She asked Circuit Judge Richard Pollack to sentence Yoshinaka to 18 months in prison, the maximum time allowed under a plea agreement the defendant reached with prosecutors in June.
Pollack agreed, telling Yoshinaka that his crimes "had a devastating effect" on his victim.
"She is serving her own painful sentence," the mother said.
The victim had to change schools because of gossip and social stigma arising from what was done to her, the mother said.
The damaging effects of Yoshinaka's crimes, the mother said, include "fear, anger, depression, isolation, betrayal, guilt, suicide and other self-destructive behavior."
Still, the girl's mother, and Pollack, praised her for having the courage to step forward and report what Yoshinaka had done to her.
"One of the first things she said to me was, 'Mom, I don't want this to happen to anyone else,' " the mother said.
The victim was 13 years old and a member of the school intermediate volleyball team when she met Yoshinaka last year.
Yoshinaka's contract as an assistant coach for the Maryknoll varsity volleyball team expired Oct. 11, 2007. He assisted with the intermediate team after the varsity season ended.
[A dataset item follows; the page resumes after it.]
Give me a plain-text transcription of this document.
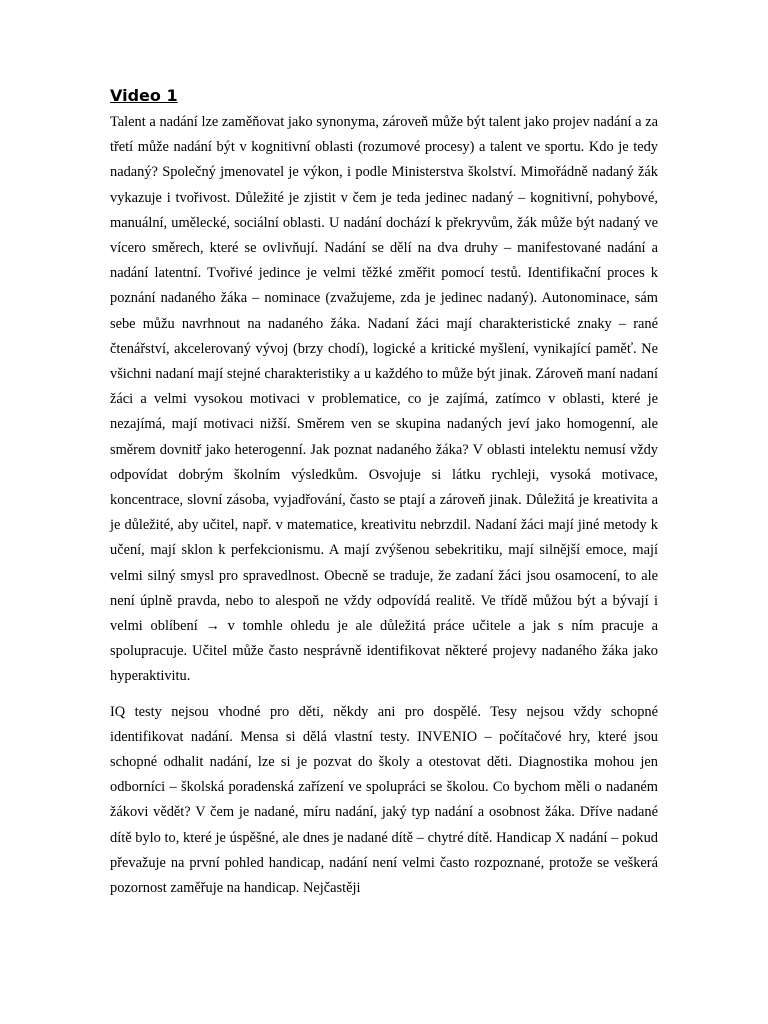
Video 1

Talent a nadání lze zaměňovat jako synonyma, zároveň může být talent jako projev nadání a za třetí může nadání být v kognitivní oblasti (rozumové procesy) a talent ve sportu. Kdo je tedy nadaný? Společný jmenovatel je výkon, i podle Ministerstva školství. Mimořádně nadaný žák vykazuje i tvořivost. Důležité je zjistit v čem je teda jedinec nadaný – kognitivní, pohybové, manuální, umělecké, sociální oblasti. U nadání dochází k překryvům, žák může být nadaný ve vícero směrech, které se ovlivňují. Nadání se dělí na dva druhy – manifestované nadání a nadání latentní. Tvořivé jedince je velmi těžké změřit pomocí testů. Identifikační proces k poznání nadaného žáka – nominace (zvažujeme, zda je jedinec nadaný). Autonominace, sám sebe můžu navrhnout na nadaného žáka. Nadaní žáci mají charakteristické znaky – rané čtenářství, akcelerovaný vývoj (brzy chodí), logické a kritické myšlení, vynikající paměť. Ne všichni nadaní mají stejné charakteristiky a u každého to může být jinak. Zároveň maní nadaní žáci a velmi vysokou motivaci v problematice, co je zajímá, zatímco v oblasti, které je nezajímá, mají motivaci nižší. Směrem ven se skupina nadaných jeví jako homogenní, ale směrem dovnitř jako heterogenní. Jak poznat nadaného žáka? V oblasti intelektu nemusí vždy odpovídat dobrým školním výsledkům. Osvojuje si látku rychleji, vysoká motivace, koncentrace, slovní zásoba, vyjadřování, často se ptají a zároveň jinak. Důležitá je kreativita a je důležité, aby učitel, např. v matematice, kreativitu nebrzdil. Nadaní žáci mají jiné metody k učení, mají sklon k perfekcionismu. A mají zvýšenou sebekritiku, mají silnější emoce, mají velmi silný smysl pro spravedlnost. Obecně se traduje, že zadaní žáci jsou osamocení, to ale není úplně pravda, nebo to alespoň ne vždy odpovídá realitě. Ve třídě můžou být a bývají i velmi oblíbení → v tomhle ohledu je ale důležitá práce učitele a jak s ním pracuje a spolupracuje. Učitel může často nesprávně identifikovat některé projevy nadaného žáka jako hyperaktivitu.

IQ testy nejsou vhodné pro děti, někdy ani pro dospělé. Tesy nejsou vždy schopné identifikovat nadání. Mensa si dělá vlastní testy. INVENIO – počítačové hry, které jsou schopné odhalit nadání, lze si je pozvat do školy a otestovat děti. Diagnostika mohou jen odborníci – školská poradenská zařízení ve spolupráci se školou. Co bychom měli o nadaném žákovi vědět? V čem je nadané, míru nadání, jaký typ nadání a osobnost žáka. Dříve nadané dítě bylo to, které je úspěšné, ale dnes je nadané dítě – chytré dítě. Handicap X nadání – pokud převažuje na první pohled handicap, nadání není velmi často rozpoznané, protože se veškerá pozornost zaměřuje na handicap. Nejčastěji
Yoshinaka, who was 28 years old at the time, befriended the victim, calling and text-messaging her first about volleyball, then school-related topics, and then personal information, court records show.
Last November, Yoshinaka asked to visit the girl at home on a Saturday when her parents were at work. She gave him her home address and he assaulted her that day in her home, according to court records.
The victim confided to a friend what had happened to her, but did not tell her parents.
In January, Yoshinaka offered to tutor the student, who had been struggling in school. He met her at a local library, walked with her to a nearby elementary school and "subjected her to acts of sexual contact" in a stairwell at the school, according to court records.
The girl then told her mother what Yoshinaka had done to her.
He pleaded guilty to two counts of second-degree sex assault and seven counts of third-degree sex assault.
Yoshinaka said yesterday, "I deeply want to apologize to (the victim) and her family. I take full responsibility for my actions."
His lawyer, David Hayakawa, asked Pollack to sentence Yoshinaka to six to nine months in prison, saying his client had no previous criminal record. Yoshinaka will undergo "an extremely extensive and strict" sex offender treatment program and will be a registered sex offender for the rest of his life, Hayakawa said.
"There is a very strong likelihood that he will not reoffend," the lawyer said.
Deputy Prosecuting Attorney Scott Bell asked Pollack for the full 18-month sentence, saying that his crimes had "calamitous consequences" for the victim and her family.
"No words of contrition can restore (the victim) to what she was before," Bell said.
Bell noted that the victim and her family had agreed to the plea deal reached with Yoshinaka.
The victim's mother said, "The plea agreement was an extremely difficult decision."
But the family ultimately approved the deal because they "could not put our daughter through more pain" in a public trial, she said.
After completing his prison sentence, Yoshinaka must serve five years of probation, complete sex offender treatment and pay restitution to the victim and her family.